As the BSVI deadline approaches, more and more carmakers plan to axe out their small diesel engines as upgrading it to the new stringent emission standards is proving costly and does not balance the economies of scale, as demand for small entry level diesel cars is less compared to the petrol variants. The BSVI upgraded diesel engines will create a wide gap between the petrol and diesel models of the same car and will repel buyers from buying the diesel variant as the added cost will not justify in fuel savings over the vehicles life cycle.
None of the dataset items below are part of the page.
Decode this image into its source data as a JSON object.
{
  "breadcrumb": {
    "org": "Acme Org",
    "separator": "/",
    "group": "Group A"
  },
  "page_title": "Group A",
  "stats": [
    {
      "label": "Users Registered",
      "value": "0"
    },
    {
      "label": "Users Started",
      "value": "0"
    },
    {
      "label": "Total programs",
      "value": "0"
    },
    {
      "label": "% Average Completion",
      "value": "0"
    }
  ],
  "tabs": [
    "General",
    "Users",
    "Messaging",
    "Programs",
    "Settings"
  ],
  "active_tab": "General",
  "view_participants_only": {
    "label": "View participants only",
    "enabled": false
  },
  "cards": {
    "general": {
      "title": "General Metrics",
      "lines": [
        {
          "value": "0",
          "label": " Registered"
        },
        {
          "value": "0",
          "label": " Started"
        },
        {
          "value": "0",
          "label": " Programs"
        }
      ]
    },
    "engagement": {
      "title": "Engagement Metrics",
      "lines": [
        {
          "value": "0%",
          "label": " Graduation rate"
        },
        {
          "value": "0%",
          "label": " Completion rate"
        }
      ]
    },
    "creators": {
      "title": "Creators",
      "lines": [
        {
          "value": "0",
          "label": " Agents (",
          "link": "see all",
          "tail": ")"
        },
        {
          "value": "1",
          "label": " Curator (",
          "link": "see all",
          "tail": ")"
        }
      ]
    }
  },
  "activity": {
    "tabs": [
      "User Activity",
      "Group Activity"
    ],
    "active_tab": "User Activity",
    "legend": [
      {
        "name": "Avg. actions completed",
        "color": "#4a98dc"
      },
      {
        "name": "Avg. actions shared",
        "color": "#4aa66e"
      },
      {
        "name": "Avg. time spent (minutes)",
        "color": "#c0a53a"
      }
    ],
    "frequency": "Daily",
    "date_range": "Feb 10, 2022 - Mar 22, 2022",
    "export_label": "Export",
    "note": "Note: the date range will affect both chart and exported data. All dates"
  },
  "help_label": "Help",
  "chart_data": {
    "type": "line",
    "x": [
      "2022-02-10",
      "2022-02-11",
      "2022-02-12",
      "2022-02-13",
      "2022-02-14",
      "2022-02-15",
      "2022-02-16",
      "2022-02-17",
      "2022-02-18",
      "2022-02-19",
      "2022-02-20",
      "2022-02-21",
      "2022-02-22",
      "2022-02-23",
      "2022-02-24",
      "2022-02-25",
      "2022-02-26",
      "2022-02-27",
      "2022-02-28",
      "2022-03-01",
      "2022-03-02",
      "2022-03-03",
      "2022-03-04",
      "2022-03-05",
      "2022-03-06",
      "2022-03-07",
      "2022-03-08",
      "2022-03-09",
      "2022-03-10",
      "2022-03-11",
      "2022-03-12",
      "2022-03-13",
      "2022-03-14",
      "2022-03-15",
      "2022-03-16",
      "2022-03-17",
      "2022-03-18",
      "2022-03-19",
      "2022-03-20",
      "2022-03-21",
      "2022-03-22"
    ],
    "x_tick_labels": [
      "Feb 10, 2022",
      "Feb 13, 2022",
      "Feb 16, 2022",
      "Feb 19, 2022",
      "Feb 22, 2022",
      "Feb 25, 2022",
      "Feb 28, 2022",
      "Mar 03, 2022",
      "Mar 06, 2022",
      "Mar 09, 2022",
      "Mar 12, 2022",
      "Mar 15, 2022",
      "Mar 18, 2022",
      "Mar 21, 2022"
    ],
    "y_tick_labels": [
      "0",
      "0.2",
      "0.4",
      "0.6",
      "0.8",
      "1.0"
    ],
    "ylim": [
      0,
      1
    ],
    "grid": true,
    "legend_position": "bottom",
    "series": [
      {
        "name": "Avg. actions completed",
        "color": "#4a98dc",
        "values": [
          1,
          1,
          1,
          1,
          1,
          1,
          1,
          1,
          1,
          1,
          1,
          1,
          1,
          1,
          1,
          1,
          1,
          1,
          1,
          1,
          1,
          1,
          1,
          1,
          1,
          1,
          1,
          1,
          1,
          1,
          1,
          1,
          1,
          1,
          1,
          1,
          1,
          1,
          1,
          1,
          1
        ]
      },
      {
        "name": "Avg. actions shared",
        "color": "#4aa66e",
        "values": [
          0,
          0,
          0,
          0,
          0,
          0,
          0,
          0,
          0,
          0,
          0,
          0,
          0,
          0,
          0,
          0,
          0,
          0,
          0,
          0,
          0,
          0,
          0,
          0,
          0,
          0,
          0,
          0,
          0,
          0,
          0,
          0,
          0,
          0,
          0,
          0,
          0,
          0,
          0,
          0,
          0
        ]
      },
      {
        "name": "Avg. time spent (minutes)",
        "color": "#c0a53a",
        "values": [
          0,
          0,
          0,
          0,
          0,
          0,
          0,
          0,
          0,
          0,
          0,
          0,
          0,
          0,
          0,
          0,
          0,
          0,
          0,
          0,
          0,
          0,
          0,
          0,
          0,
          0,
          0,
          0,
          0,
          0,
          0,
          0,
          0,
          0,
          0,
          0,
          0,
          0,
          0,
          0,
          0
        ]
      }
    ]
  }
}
Also, it is important to note that the price gap between the two fuels has also narrowed, driving down the diesel car sales even further.
Manufacturers such as Tata are planning to discontinue the 1.05-litre, three-cylinder diesel engine that powers the Tiago and the Tigor, Mahindra plans on discontinuing the 1.2-litre, turbo-diesel which powers the KUV100 and the 1.3-litre, Fiat Multijet engines powering a wide range of Maruti Suzuki cars are being planned to be pulled out of the market as well.
But, the South Korean competitor, Hyundai is likely to fill the hole by upgrading the 1.2-litre, three-cylinder diesel engine to BSVI standards that does duty on the Grand i10 and Xcent. With BSVI norms in place, carmakers are likely to pull the plug on approximately 15 diesel cars which contribute to around 3,00,000 units per annum with the share of 1,20,000 units only from the Maruti Suzuki stable.
According to a media report, Maruti Suzuki estimates that around INR 2,00,000 will be required for the BSIV diesel engine to be upgraded to BSVI engine, whereas Hyundai has calculated a cost of around INR 30,000 to INR 40,000 for the same which is significantly lower than the Indo-Japanese manufacturer.
Though the small entry-level diesel market is declining and more people are opting for the petrol-powered counterparts, there is still a large piece of the diesel car market which Hyundai believes it can dominate, in the near future.